Polícia identifica mais oito vítimas de confrontos no complexo do Alemão
da Folha Online
Mais oito dos 19 mortos na megaoperação no complexo do Alemão (zona norte do Rio) na quarta-feira (27) foram identificados pelo IML (Instituto Médico Legal). Mesmo com a afirmação do governo de que todos as vítimas seriam criminosos, a Polícia Civil não soube informar quais os antecedentes criminais dos mortos identificados.
Nesta sexta-feira o governador do Rio, Sérgio Cabral (PMDB), defendeu a ação e disse que esse tipo de operação sempre traz "estresse" para as comunidades. Dezenas de pessoas ficaram feridas com balas perdidas e cerca de 4.700 alunos de escolas da região ficaram sem aula por conta dos conflitos.
A megaoperação realizada contou com 1.350 homens das polícias Civil e Militar e da FNS (Força Nacional de Segurança). Foi a maior mobilização de policiais para combate ao tráfico em uma área do Rio. A justificativa para a ação foi o cumprimento de mandados de prisão na região do complexo, além da apreensão de drogas e armas.

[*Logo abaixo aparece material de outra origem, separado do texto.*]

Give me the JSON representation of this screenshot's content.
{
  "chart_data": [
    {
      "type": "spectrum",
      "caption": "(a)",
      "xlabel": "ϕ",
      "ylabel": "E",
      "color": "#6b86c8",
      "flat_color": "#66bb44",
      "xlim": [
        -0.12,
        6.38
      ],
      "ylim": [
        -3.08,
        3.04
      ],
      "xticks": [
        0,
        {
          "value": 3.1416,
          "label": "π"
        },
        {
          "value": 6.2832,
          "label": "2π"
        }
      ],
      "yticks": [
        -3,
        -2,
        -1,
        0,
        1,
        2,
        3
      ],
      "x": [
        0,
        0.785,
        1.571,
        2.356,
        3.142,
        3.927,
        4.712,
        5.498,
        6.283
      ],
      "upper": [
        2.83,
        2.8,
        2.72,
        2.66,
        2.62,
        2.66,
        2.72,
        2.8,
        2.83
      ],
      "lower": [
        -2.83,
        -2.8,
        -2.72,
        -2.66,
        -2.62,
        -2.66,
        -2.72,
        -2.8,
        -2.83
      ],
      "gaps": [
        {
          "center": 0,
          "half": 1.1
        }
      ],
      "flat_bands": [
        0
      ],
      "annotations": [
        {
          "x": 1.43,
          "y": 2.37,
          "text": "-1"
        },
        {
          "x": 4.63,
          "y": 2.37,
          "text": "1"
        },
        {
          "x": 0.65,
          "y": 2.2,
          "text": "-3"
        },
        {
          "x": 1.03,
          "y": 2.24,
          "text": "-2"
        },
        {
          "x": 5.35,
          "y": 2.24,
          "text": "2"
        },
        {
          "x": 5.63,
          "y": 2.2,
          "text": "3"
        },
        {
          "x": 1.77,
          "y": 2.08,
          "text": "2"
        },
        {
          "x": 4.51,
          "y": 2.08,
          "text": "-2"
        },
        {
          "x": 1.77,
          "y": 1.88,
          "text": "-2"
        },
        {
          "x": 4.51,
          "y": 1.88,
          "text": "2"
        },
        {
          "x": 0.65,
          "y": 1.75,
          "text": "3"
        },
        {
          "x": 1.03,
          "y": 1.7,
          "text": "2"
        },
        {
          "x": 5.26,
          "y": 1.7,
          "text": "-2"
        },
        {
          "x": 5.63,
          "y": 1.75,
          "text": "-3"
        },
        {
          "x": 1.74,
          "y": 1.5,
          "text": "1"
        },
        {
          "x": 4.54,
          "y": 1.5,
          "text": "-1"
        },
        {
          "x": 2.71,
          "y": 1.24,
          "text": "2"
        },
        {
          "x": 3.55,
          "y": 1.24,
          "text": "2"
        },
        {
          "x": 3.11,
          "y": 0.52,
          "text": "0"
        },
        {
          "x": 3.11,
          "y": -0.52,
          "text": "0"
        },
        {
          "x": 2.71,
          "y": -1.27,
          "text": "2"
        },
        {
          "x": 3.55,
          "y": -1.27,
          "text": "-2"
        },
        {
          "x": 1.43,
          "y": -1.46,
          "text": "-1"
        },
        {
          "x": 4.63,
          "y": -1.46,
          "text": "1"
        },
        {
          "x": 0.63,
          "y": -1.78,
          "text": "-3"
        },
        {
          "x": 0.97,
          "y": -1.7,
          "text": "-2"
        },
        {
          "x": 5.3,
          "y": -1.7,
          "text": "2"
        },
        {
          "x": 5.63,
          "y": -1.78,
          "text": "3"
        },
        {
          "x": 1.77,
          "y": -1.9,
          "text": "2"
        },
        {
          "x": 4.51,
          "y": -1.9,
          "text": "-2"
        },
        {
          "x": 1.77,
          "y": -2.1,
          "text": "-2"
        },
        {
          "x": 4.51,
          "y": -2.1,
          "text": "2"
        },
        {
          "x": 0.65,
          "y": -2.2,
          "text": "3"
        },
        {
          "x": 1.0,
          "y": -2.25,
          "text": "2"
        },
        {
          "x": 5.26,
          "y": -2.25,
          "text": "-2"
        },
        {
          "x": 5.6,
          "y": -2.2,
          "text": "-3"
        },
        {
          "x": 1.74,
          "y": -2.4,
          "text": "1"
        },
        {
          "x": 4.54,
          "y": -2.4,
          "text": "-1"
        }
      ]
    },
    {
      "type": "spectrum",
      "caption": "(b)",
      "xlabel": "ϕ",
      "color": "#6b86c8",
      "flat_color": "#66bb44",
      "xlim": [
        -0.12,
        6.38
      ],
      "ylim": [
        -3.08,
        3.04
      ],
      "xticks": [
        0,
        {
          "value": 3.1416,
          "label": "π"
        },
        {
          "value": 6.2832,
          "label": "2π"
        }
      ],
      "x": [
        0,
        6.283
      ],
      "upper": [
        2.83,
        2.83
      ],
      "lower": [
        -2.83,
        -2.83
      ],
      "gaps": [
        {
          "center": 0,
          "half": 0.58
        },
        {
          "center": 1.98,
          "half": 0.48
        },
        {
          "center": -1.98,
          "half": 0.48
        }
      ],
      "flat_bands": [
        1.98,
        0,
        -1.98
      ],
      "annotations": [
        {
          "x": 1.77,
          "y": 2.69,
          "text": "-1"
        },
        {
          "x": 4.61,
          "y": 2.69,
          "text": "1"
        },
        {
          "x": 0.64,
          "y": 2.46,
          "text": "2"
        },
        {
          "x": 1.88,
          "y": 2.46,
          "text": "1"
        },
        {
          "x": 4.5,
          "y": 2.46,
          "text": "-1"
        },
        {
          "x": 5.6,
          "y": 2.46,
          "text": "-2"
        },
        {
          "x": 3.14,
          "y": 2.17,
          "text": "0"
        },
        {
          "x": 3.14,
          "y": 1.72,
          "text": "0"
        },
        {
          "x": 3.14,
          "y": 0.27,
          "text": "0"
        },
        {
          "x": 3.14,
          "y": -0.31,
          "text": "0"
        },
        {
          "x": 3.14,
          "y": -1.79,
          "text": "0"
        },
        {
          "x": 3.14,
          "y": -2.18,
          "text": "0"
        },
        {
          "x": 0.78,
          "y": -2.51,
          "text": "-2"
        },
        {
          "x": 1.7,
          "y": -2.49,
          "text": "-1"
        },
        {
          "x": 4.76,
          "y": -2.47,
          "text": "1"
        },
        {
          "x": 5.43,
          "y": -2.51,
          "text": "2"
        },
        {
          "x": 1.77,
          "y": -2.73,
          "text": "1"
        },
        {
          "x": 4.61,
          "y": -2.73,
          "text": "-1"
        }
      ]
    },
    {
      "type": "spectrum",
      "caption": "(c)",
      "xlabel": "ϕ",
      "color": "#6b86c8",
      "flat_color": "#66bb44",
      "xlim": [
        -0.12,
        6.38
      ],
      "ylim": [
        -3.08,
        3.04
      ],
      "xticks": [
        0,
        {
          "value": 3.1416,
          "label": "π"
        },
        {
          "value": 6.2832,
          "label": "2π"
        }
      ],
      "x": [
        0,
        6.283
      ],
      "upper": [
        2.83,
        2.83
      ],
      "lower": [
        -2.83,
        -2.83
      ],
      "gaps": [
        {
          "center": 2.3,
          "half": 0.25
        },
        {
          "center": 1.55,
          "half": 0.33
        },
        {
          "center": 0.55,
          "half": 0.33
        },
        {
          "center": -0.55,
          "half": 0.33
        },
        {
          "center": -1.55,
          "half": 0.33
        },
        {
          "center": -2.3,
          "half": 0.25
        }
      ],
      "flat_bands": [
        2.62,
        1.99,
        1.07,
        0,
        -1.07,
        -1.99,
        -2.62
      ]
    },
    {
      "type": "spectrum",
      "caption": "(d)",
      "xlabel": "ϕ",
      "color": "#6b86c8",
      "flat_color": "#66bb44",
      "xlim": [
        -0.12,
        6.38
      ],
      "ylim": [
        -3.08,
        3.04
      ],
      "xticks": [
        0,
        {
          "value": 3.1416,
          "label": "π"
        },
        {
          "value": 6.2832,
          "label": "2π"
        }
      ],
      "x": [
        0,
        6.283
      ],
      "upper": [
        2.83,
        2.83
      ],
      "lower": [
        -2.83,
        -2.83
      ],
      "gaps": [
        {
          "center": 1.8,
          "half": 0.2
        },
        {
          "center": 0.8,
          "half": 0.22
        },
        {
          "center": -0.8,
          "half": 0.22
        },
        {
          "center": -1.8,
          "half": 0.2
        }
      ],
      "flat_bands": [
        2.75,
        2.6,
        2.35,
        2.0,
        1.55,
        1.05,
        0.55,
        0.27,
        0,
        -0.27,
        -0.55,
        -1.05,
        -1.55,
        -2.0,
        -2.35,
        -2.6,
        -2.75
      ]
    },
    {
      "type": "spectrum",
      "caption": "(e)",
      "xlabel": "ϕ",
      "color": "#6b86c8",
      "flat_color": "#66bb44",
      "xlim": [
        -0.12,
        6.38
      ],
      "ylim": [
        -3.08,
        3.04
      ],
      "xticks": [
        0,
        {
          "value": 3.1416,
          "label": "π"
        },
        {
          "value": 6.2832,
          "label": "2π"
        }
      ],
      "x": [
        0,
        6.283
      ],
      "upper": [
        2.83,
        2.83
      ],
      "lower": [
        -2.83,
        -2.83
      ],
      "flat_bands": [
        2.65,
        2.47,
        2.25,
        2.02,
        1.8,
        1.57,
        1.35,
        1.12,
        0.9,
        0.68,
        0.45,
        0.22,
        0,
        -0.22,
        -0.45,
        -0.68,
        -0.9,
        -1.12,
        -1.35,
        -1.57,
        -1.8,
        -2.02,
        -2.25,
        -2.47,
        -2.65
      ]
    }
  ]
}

As famílias das vítimas dos confrontos acusaram a polícia de ter matado inocentes e feridos já sem possibilidade de reação. Três adolescentes de 13, 14 e 16 anos estão na lista oficial dos mortos por policiais.
Na quinta-feira o IML identificou nove dos 19 mortos. Foram identificados Bruno de Paula Gonçalves, 20, Bruno Rodrigues Alves, 21, Bruno Vianna Alcântara, 22, D. S. L., 14, Emerson Goulart, 26, Geraldo Batista Ribeiro, 41, José da Silva Farias Júnior, 18, L. S. G., 13, e M. V. S., 16.
Nesta sexta-feira foram identificados mais oito vítimas: Marcelo Luiz Madeira, 27, Paulo Eduardo dos Santos,18, Alexandro José de Almeida, Jairo César da Silva Caetano, 28, Rafael Bernardino da Silva, 20, Luiz Eduardo Severo Madeira, 35, Uanderson Gandra Ferreira, 27, e Kleber Mendes.